ECRI revisited the issue in 2005, basing its analysis on “the most widely researched and discussed yield curve definition, i.e., the difference between yields on ten-year and three-month government securities” in five key advanced economies — the U.S., the U.K., Japan, Germany and France (ICO, August 2005). We concluded that inverted yield curves correctly predicted just over 60% of recessions, and that “[i]n the U.S. and U.K., they also issued false alarms … 38% of the time yield curve inversions took place.”

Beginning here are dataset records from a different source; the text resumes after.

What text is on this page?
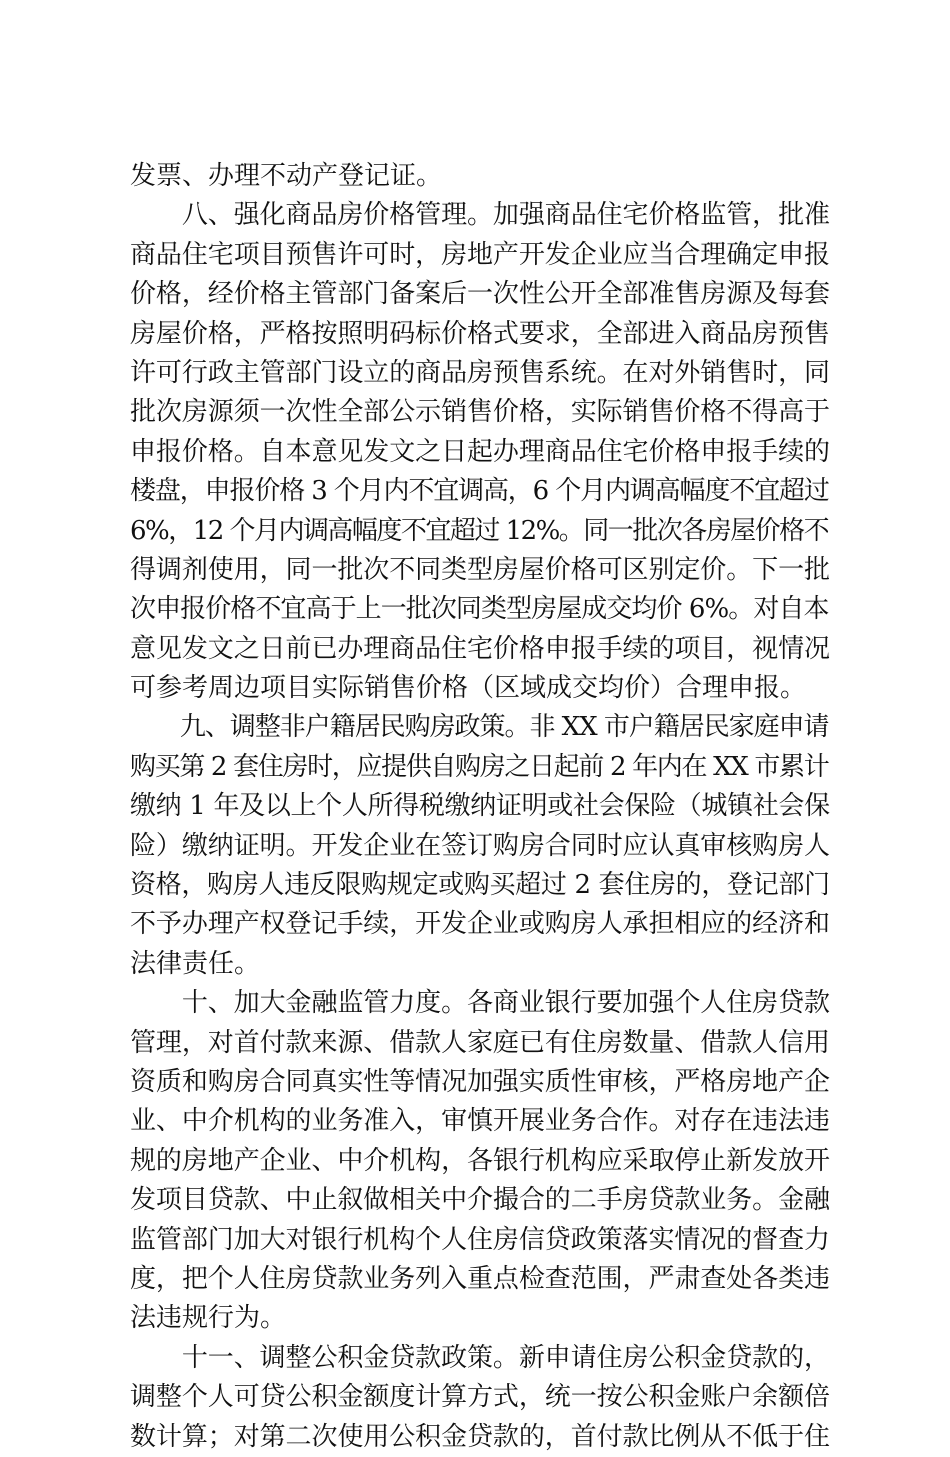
发票、办理不动产登记证。
　　八、强化商品房价格管理。加强商品住宅价格监管，批准
商品住宅项目预售许可时，房地产开发企业应当合理确定申报
价格，经价格主管部门备案后一次性公开全部准售房源及每套
房屋价格，严格按照明码标价格式要求，全部进入商品房预售
许可行政主管部门设立的商品房预售系统。在对外销售时，同
批次房源须一次性全部公示销售价格，实际销售价格不得高于
申报价格。自本意见发文之日起办理商品住宅价格申报手续的
楼盘，申报价格 3 个月内不宜调高，6 个月内调高幅度不宜超过
6%，12 个月内调高幅度不宜超过 12%。同一批次各房屋价格不
得调剂使用，同一批次不同类型房屋价格可区别定价。下一批
次申报价格不宜高于上一批次同类型房屋成交均价 6%。对自本
意见发文之日前已办理商品住宅价格申报手续的项目，视情况
可参考周边项目实际销售价格（区域成交均价）合理申报。
　　九、调整非户籍居民购房政策。非 XX 市户籍居民家庭申请
购买第 2 套住房时，应提供自购房之日起前 2 年内在 XX 市累计
缴纳 1 年及以上个人所得税缴纳证明或社会保险（城镇社会保
险）缴纳证明。开发企业在签订购房合同时应认真审核购房人
资格，购房人违反限购规定或购买超过 2 套住房的，登记部门
不予办理产权登记手续，开发企业或购房人承担相应的经济和
法律责任。
　　十、加大金融监管力度。各商业银行要加强个人住房贷款
管理，对首付款来源、借款人家庭已有住房数量、借款人信用
资质和购房合同真实性等情况加强实质性审核，严格房地产企
业、中介机构的业务准入，审慎开展业务合作。对存在违法违
规的房地产企业、中介机构，各银行机构应采取停止新发放开
发项目贷款、中止叙做相关中介撮合的二手房贷款业务。金融
监管部门加大对银行机构个人住房信贷政策落实情况的督查力
度，把个人住房贷款业务列入重点检查范围，严肃查处各类违
法违规行为。
　　十一、调整公积金贷款政策。新申请住房公积金贷款的，
调整个人可贷公积金额度计算方式，统一按公积金账户余额倍
数计算；对第二次使用公积金贷款的，首付款比例从不低于住
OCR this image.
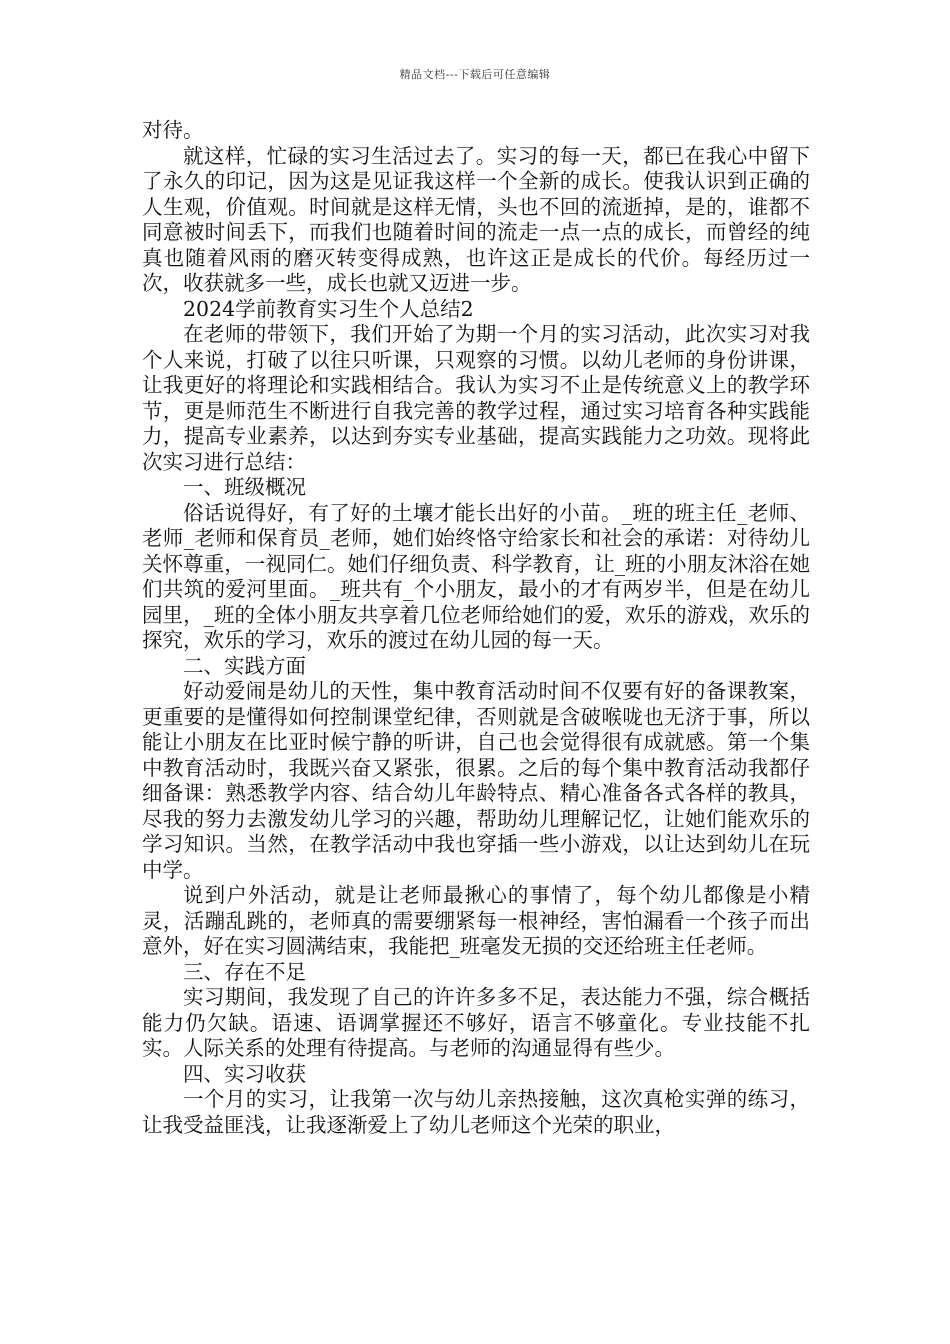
精品文档---下载后可任意编辑

对待。

就这样，忙碌的实习生活过去了。实习的每一天，都已在我心中留下了永久的印记，因为这是见证我这样一个全新的成长。使我认识到正确的人生观，价值观。时间就是这样无情，头也不回的流逝掉，是的，谁都不同意被时间丢下，而我们也随着时间的流走一点一点的成长，而曾经的纯真也随着风雨的磨灭转变得成熟，也许这正是成长的代价。每经历过一次，收获就多一些，成长也就又迈进一步。

2024学前教育实习生个人总结2

在老师的带领下，我们开始了为期一个月的实习活动，此次实习对我个人来说，打破了以往只听课，只观察的习惯。以幼儿老师的身份讲课，让我更好的将理论和实践相结合。我认为实习不止是传统意义上的教学环节，更是师范生不断进行自我完善的教学过程，通过实习培育各种实践能力，提高专业素养，以达到夯实专业基础，提高实践能力之功效。现将此次实习进行总结：

一、班级概况

俗话说得好，有了好的土壤才能长出好的小苗。_班的班主任_老师、老师_老师和保育员_老师，她们始终恪守给家长和社会的承诺：对待幼儿关怀尊重，一视同仁。她们仔细负责、科学教育，让_班的小朋友沐浴在她们共筑的爱河里面。_班共有_个小朋友，最小的才有两岁半，但是在幼儿园里，_班的全体小朋友共享着几位老师给她们的爱，欢乐的游戏，欢乐的探究，欢乐的学习，欢乐的渡过在幼儿园的每一天。

二、实践方面

好动爱闹是幼儿的天性，集中教育活动时间不仅要有好的备课教案，更重要的是懂得如何控制课堂纪律，否则就是含破喉咙也无济于事，所以能让小朋友在比亚时候宁静的听讲，自己也会觉得很有成就感。第一个集中教育活动时，我既兴奋又紧张，很累。之后的每个集中教育活动我都仔细备课：熟悉教学内容、结合幼儿年龄特点、精心准备各式各样的教具，尽我的努力去激发幼儿学习的兴趣，帮助幼儿理解记忆，让她们能欢乐的学习知识。当然，在教学活动中我也穿插一些小游戏，以让达到幼儿在玩中学。

说到户外活动，就是让老师最揪心的事情了，每个幼儿都像是小精灵，活蹦乱跳的，老师真的需要绷紧每一根神经，害怕漏看一个孩子而出意外，好在实习圆满结束，我能把_班毫发无损的交还给班主任老师。

三、存在不足

实习期间，我发现了自己的许许多多不足，表达能力不强，综合概括能力仍欠缺。语速、语调掌握还不够好，语言不够童化。专业技能不扎实。人际关系的处理有待提高。与老师的沟通显得有些少。

四、实习收获

一个月的实习，让我第一次与幼儿亲热接触，这次真枪实弹的练习，让我受益匪浅，让我逐渐爱上了幼儿老师这个光荣的职业，
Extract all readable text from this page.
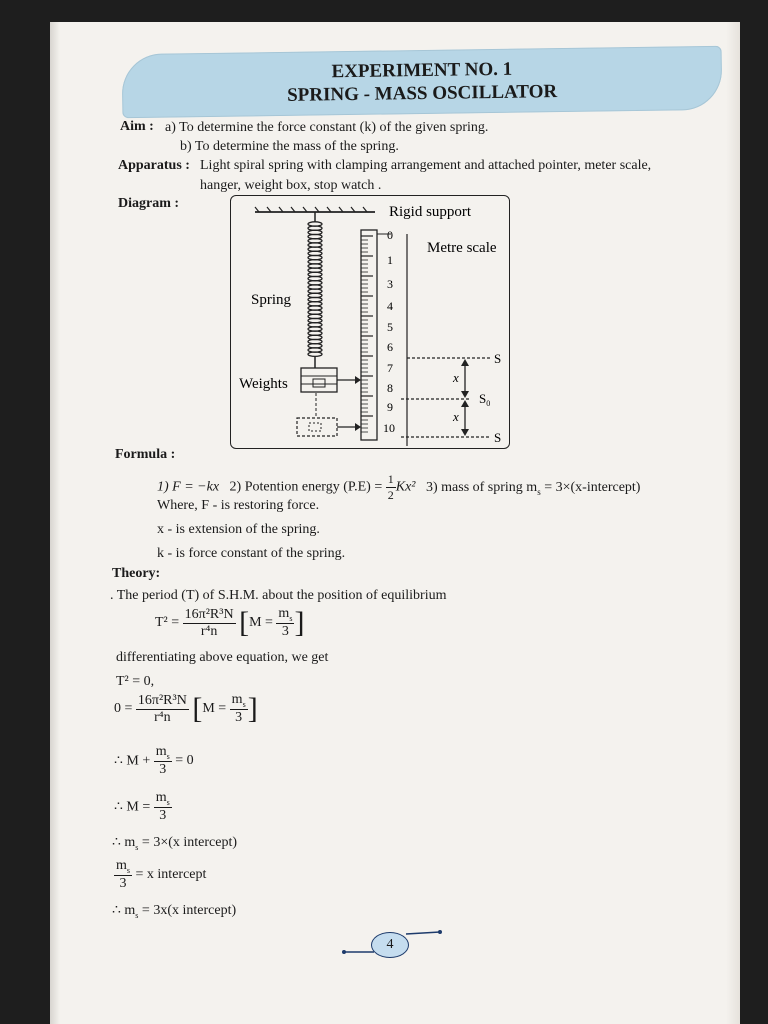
EXPERIMENT NO. 1
SPRING - MASS OSCILLATOR
Aim : a) To determine the force constant (k) of the given spring.
b) To determine the mass of the spring.
Apparatus : Light spiral spring with clamping arrangement and attached pointer, meter scale,
hanger, weight box, stop watch .
Diagram :
Rigid support
Spring
Weights
0
1
3
4
5
6
7
8
9
10
Metre scale
S
$S_0$
S
x
x
Formula :
1) F = −kx 2) Potention energy $(P.E) = \frac{1}{2} Kx^2$ 3) mass of spring $m_s$ = 3×(x-intercept)
Where, F - is restoring force.
x - is extension of the spring.
k - is force constant of the spring.
Theory:
. The period (T) of S.H.M. about the position of equilibrium
$T^2 = \frac{\text{16π²R³N}}{\text{r⁴n}} [M = \frac{m_s}{3}$ ]
differentiating above equation, we get
T² = 0,
$0 = \frac{\text{16π²R³N}}{\text{r⁴n}} [M = \frac{m_s}{3}$ ]
∴ $M + \frac{m_s}{3} = 0$
∴ $M = \frac{m_s}{3}$
∴ $m_s = 3\times(x$ intercept)
$\frac{m_s}{3} = x$ intercept
∴ $m_s = 3x(x$ intercept)
4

We’ve updated that research again, in the wake of the Global Financial Crisis (GFC) and unprecedented QE around the world. Again, the yield curve remains troublesome as a recession predictor. For example, it failed to invert ahead of the last five Japanese recessions. Meanwhile, no inversions preceded the early-21st-century recessions in Germany and France, nor the 2011-12 French recession, and their spreads turned negative in those two countries for only a few days during – not ahead of – the GFC (ICO Essentials, May 2018).



The yield curve is no “canary in the coalmine,” as the chart shows. Nevertheless, its recent flattening in the U.S., following downturns in the growth rates of our array of U.S. leading indexes, is consistent with our earlier slowdown call.

On a related note, in the face of what may well amount to a “regime change” engineered by major central banks, fluctuations in a yield curve whose slope was distorted by unconventional monetary policy in the wake of the GFC are liable to be somewhat atypical with regard to the business cycle. This brings us back to what Geoffrey Moore had concluded decades ago: for those seeking a reliable, forward-looking estimator of recession risk, there is no single indicator that can do the job reliably. Rather, an array of reliable leading indexes for different aspects of the economy is called for.